In Via Mazzini, a metà del secolo scorso, molti negozi erano ancora condotti da esercenti ebrei come la cartoleria dei fratelli Finzi, l’emporio di ferramenta Pisa e la rosticceria Ascoli dove si vendevano salamini d’oca, funghi sott’olio e uova di storione. Nella drogheria Zamorani, un buio stanzone che profumava di spezie e di cera, si trovavano tutti gli ingredienti indispensabili per la confezione casalinga del pampepato, il tradizionale dolce natalizio ferrarese. Di alcuni negozi, fra i più frequentati, forse resta ancora vivo il ricordo nella memoria di molti cittadini. In quello di giocattoli “De Marco”, all’angolo di via Vignatagliata, a Carnevale, si potevano acquistare tutti i tipi di maschere, costumi e cotillons. Le liste di nozze si consultavano nel negozio di Spaolonzi che proponeva oggettistica, vasellame e cristalli di primissima qualità. La boutique delle sorelle Franceschini riforniva di pellicce ed abiti da sera le signore più esigenti. Borse, foulards e cravatte si comperavano “Alla Novità”, il negozio in angolo con via Terranuova mentre di fronte, all’angolo con via delle Scienze, la “Cesara” vendeva abiti esclusivi e preziosi costosissimi maglioncini di cachemire.
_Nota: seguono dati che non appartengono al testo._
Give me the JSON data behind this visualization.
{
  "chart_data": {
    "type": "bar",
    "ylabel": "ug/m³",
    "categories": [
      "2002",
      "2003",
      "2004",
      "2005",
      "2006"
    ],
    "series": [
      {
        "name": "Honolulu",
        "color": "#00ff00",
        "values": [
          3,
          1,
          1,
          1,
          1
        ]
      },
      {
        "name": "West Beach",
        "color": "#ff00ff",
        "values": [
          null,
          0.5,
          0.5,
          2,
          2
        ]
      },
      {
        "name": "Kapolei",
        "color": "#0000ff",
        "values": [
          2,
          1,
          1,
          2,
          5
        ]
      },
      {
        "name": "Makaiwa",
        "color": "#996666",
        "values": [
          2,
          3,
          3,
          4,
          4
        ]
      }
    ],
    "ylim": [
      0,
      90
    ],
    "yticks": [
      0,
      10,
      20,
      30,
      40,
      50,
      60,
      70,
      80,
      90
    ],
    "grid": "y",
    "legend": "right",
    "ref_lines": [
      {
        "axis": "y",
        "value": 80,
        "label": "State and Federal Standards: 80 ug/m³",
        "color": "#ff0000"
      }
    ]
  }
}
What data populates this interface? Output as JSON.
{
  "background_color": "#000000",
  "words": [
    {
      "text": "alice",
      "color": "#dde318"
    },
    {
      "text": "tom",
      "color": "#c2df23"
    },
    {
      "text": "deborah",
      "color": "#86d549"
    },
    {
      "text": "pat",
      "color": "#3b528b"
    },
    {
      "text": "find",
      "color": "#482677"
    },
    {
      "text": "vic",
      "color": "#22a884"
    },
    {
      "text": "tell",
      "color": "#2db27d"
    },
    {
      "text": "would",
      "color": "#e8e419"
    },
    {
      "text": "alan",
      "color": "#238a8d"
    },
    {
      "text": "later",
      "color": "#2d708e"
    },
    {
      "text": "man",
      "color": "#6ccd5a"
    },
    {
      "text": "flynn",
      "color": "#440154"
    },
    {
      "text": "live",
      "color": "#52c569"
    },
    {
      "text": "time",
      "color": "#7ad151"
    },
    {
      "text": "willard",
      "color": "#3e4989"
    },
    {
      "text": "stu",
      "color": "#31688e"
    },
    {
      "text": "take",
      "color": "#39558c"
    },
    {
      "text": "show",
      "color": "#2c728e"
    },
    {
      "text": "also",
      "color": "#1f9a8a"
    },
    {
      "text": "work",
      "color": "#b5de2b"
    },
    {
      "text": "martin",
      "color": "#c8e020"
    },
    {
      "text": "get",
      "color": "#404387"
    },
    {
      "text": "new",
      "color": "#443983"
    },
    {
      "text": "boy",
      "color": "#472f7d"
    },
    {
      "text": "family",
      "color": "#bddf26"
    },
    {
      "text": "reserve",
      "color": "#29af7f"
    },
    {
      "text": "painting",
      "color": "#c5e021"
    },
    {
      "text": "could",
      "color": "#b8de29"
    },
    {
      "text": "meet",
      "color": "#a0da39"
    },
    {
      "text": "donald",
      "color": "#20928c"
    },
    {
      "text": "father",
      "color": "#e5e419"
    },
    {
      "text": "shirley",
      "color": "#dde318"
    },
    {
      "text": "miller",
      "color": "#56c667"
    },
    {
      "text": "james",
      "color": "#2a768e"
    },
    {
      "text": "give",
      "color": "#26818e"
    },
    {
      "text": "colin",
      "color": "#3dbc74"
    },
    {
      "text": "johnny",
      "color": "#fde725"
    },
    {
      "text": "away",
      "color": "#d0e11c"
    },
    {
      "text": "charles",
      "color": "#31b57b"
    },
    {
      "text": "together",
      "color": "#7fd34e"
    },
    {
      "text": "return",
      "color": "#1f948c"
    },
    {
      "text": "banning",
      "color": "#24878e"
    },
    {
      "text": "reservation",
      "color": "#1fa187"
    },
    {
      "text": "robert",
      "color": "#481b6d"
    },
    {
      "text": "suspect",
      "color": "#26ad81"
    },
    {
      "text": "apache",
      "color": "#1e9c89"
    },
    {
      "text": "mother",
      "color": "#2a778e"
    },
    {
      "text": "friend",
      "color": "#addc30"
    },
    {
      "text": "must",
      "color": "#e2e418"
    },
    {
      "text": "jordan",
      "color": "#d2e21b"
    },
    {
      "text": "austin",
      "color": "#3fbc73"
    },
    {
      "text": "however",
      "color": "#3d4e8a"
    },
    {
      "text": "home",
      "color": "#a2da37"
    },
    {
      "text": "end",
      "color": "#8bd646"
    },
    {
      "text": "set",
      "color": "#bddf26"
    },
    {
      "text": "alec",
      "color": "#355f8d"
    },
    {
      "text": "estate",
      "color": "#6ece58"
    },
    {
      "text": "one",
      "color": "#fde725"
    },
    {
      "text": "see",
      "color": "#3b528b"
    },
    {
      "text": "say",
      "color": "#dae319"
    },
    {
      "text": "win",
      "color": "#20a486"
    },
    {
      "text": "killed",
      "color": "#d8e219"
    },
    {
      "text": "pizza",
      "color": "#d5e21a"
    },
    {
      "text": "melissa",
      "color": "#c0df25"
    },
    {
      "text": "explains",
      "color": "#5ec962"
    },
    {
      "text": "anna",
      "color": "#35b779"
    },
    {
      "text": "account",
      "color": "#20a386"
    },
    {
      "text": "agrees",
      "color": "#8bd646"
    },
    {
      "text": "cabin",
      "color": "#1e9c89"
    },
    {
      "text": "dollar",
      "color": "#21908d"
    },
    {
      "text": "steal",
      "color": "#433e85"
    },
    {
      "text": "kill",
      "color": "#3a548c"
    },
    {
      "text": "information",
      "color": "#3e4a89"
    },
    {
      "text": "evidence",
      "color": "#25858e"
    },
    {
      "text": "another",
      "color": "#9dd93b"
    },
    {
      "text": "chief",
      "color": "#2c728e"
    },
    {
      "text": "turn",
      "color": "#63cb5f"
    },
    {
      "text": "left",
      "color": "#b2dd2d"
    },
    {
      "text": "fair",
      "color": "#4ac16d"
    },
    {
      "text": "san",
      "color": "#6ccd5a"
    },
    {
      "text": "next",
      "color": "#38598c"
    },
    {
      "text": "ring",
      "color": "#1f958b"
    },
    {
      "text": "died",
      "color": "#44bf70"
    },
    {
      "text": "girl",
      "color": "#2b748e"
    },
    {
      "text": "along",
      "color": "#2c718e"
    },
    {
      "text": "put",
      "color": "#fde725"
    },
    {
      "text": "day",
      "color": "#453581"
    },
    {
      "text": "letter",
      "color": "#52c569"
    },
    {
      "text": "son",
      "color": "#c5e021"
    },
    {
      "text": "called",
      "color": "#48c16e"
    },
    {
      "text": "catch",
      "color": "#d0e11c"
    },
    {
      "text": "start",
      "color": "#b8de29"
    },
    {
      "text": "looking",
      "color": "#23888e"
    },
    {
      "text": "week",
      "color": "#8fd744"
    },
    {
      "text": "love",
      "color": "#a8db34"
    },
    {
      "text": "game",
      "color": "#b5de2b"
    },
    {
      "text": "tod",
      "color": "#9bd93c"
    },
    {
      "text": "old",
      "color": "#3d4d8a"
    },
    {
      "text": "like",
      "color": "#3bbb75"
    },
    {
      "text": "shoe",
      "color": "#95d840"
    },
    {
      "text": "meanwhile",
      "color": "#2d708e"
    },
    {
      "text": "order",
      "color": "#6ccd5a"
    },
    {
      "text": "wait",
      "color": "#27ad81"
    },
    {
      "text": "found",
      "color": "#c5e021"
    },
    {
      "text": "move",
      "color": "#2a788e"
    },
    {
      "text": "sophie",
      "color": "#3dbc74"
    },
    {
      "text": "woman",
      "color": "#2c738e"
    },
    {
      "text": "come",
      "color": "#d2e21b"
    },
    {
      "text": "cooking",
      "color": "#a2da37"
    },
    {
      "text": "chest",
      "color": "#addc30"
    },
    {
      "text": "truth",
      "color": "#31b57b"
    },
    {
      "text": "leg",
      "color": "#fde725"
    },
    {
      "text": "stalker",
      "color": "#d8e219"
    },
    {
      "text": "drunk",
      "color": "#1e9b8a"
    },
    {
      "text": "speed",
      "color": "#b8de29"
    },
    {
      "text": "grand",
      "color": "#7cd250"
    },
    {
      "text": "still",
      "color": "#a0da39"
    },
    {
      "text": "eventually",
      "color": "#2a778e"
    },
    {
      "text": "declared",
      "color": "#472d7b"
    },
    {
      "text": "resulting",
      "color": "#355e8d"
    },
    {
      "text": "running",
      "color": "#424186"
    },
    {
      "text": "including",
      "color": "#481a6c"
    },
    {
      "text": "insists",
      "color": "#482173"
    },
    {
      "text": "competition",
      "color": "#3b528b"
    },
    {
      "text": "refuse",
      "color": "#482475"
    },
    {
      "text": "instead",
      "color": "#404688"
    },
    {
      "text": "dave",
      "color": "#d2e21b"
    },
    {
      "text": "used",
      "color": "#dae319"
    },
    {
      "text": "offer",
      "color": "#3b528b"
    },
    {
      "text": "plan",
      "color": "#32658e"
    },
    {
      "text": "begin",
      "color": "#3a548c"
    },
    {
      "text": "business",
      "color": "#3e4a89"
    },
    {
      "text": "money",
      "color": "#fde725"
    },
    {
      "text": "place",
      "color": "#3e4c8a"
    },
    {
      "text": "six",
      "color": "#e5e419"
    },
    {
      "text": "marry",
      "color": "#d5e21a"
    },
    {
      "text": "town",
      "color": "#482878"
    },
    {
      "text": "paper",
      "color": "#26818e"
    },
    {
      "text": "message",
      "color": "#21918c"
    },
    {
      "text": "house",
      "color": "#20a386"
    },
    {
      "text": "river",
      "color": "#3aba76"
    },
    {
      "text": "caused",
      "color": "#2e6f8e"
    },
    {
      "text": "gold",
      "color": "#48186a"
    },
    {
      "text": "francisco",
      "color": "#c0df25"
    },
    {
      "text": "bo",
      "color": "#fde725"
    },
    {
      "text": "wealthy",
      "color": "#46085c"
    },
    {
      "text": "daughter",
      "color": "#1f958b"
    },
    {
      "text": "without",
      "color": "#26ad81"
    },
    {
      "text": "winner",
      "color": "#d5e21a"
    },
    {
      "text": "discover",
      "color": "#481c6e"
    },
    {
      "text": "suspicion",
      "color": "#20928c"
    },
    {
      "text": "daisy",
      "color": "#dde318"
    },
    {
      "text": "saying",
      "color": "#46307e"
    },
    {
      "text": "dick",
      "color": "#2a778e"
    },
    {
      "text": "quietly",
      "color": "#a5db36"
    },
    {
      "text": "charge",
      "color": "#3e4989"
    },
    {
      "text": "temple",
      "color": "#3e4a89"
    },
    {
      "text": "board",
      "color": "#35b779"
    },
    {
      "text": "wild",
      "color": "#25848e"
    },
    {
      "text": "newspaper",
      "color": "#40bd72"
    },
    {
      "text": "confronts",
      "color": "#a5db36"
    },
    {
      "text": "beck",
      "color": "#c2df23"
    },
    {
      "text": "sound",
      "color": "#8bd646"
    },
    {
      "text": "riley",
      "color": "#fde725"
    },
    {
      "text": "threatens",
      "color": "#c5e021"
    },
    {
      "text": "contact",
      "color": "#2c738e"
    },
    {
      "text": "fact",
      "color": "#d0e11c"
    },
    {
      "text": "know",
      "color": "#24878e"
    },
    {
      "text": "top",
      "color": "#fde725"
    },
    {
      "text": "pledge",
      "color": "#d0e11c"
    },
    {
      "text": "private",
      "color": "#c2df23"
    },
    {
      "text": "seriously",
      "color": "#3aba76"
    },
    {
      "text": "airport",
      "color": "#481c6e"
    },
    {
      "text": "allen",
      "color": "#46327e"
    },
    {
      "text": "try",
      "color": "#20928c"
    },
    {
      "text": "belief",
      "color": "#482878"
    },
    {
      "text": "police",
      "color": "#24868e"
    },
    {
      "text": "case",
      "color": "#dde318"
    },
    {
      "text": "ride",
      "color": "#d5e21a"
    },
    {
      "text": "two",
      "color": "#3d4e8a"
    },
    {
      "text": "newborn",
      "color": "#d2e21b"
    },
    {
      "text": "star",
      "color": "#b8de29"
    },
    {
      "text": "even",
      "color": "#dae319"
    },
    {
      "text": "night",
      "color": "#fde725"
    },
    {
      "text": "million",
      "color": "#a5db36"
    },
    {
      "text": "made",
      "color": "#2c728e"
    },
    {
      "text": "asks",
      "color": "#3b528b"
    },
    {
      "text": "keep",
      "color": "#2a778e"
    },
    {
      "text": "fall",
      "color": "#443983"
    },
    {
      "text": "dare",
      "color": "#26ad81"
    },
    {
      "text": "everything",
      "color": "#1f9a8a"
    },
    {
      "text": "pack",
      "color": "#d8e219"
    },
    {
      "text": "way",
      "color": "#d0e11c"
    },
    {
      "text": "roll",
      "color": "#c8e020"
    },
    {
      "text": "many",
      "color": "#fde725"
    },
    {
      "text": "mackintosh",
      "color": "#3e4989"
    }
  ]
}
Di fianco alla pasticceria Bida, famosa in città per i suoi mostaccioli e le torte al limone, vi era il bar degli spallini quando, a metà degli anni cinquanta, la squadra di calcio militava in serie A. Qui sostavano in bella mostra i campioni Fontanesi, Macchi, Bennike e le studentesse dell’Istituto Magistrale di via Romei, all’uscita della scuola, allungavano la strada del ritorno a casa per poter ammirare i loro beniamini e, da questi, farsi ammirare.